Thursday, July 9, 2009

American "justice" Soviet-style

Federal prosecutors like to play a game after hours: they pick a celebrity -- any celebrity -- and find a way they could prosecute that celebrity in a way that fits their character, by applying odd provisions of Federal law.

That's one story William L. Anderson (in tells in his review of Harvey A. Silverglate's book Three Felonies a Day: How the Feds target the innocent:

"If you want to understand the federal assault on the law and upon our rights, read this book, for it will provide an education for those who believe that federal prosecutors have long been overstepping their constitutional boundaries and are railroading thousands of innocent people into prison.

"This is more, much more, than a book full of anecdotes, although the anecdotes themselves tell a depressingly familiar story of the decline of law in the United States. This book also lays out the chilling facts of how the federal system of what Candice E. Jackson and I have called 'derivative crimes' is patterned not after anything that Americans inherited from Great Britain and its great body of common law, but from the former Soviet Union.

"That is correct. Federal criminal law closely mirrors the Soviet code and its 'crimes of analogy.' Silverglate writes that under the old Soviet law, 'any citizen was in constant danger of being prosecuted for virtually any action if it could be analogized to or derived from something in the criminal code' (emphasis his). As Lavrentiy Beria, Stalin’s head of the dreaded secret police said proudly, 'Show me the man and I’ll find you the crime.' ...

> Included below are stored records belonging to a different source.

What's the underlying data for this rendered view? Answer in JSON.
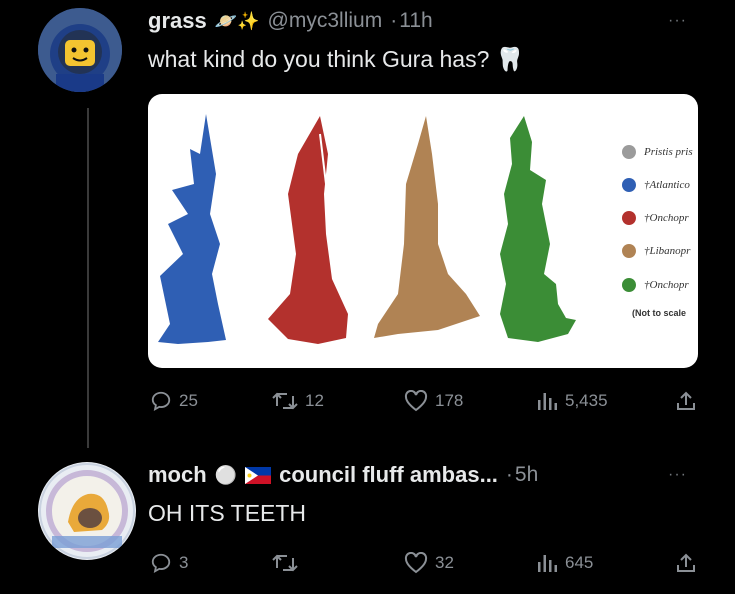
{
  "tweet": {
    "name": "grass",
    "name_emoji": "🪐✨",
    "handle": "@myc3llium",
    "separator": "·",
    "time": "11h",
    "text": "what kind do you think Gura has?",
    "text_emoji": "🦷",
    "more": "···",
    "image": {
      "legend": [
        {
          "label": "Pristis pris",
          "color": "#9b9b9b"
        },
        {
          "label": "†Atlantico",
          "color": "#2f5fb4"
        },
        {
          "label": "†Onchopr",
          "color": "#b3312d"
        },
        {
          "label": "†Libanopr",
          "color": "#b08354"
        },
        {
          "label": "†Onchopr",
          "color": "#3b8d36"
        }
      ],
      "note": "(Not to scale"
    },
    "stats": {
      "replies": "25",
      "retweets": "12",
      "likes": "178",
      "views": "5,435"
    }
  },
  "reply": {
    "name": "moch",
    "name_emoji": "⚪",
    "display_rest": "council fluff ambas...",
    "separator": "·",
    "time": "5h",
    "text": "OH ITS TEETH",
    "more": "···",
    "stats": {
      "replies": "3",
      "retweets": "",
      "likes": "32",
      "views": "645"
    }
  },
  "colors": {
    "background": "#000000",
    "text": "#e7e9ea",
    "muted": "#8b9096",
    "tooth_blue": "#2f5fb4",
    "tooth_red": "#b3312d",
    "tooth_tan": "#b08354",
    "tooth_green": "#3b8d36"
  }
}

"[F]ederal law itself also permits prosecutors to fashion acts that are legal into crimes that carry serious time. Furthermore, prosecutors can take one action and then pile multiple acts upon it. For example, when jurors declared [Enron CEO Kenneth] Lay guilty of 'fraud,' they also convicted him of 'money laundering, 'wire fraud,' and other such acts that by themselves carry draconian prison penalties.

"What makes these other 'crimes' so insidious is that they cannot be instituted without an underlying act, which means they cannot stand alone. If I mail a letter with a fraudulent tax return, then not only am I guilty of 'tax evasion,' but I also can be charged with 'mail fraud' for the simple act of mailing a letter. If I put some of my alleged ill-gotten gains in a bank, or purchase any goods with that money, I have
committed 'money laundering,' for which the penalty is a maximum of 20 years in prison.

"The combination of these 'crimes' gives prosecutors enormous leverage against defendants, for if they choose to go to trial and falter on just one criminal count, they are sent to prison for many years. Thus, many people – even people who maintain their innocence – will plead to something because the alternative is much worse.

"As Silverglate says, that is not justice; it is tyranny. He writes:
'If I am right, we must foster the realization that the Justice Department’s tactics too often are employed not to protect, but to attack law-abiding society (emphasis Anderson's). While it is true…that sometimes creative criminal 'miscreants' cleverly get around the letter of the law (especially laws that have become obsolete) and therefore tempt equally creative prosecutors to stretch the law, it is also true that too many ordinary, well-meaning, and innocent people get caught in the maw of the
Department of Justice’s prosecutorial machinery.'

Meanwhile, the masses pledge allegiance to the flag of a nation that
supposedly has "liberty and justice for all."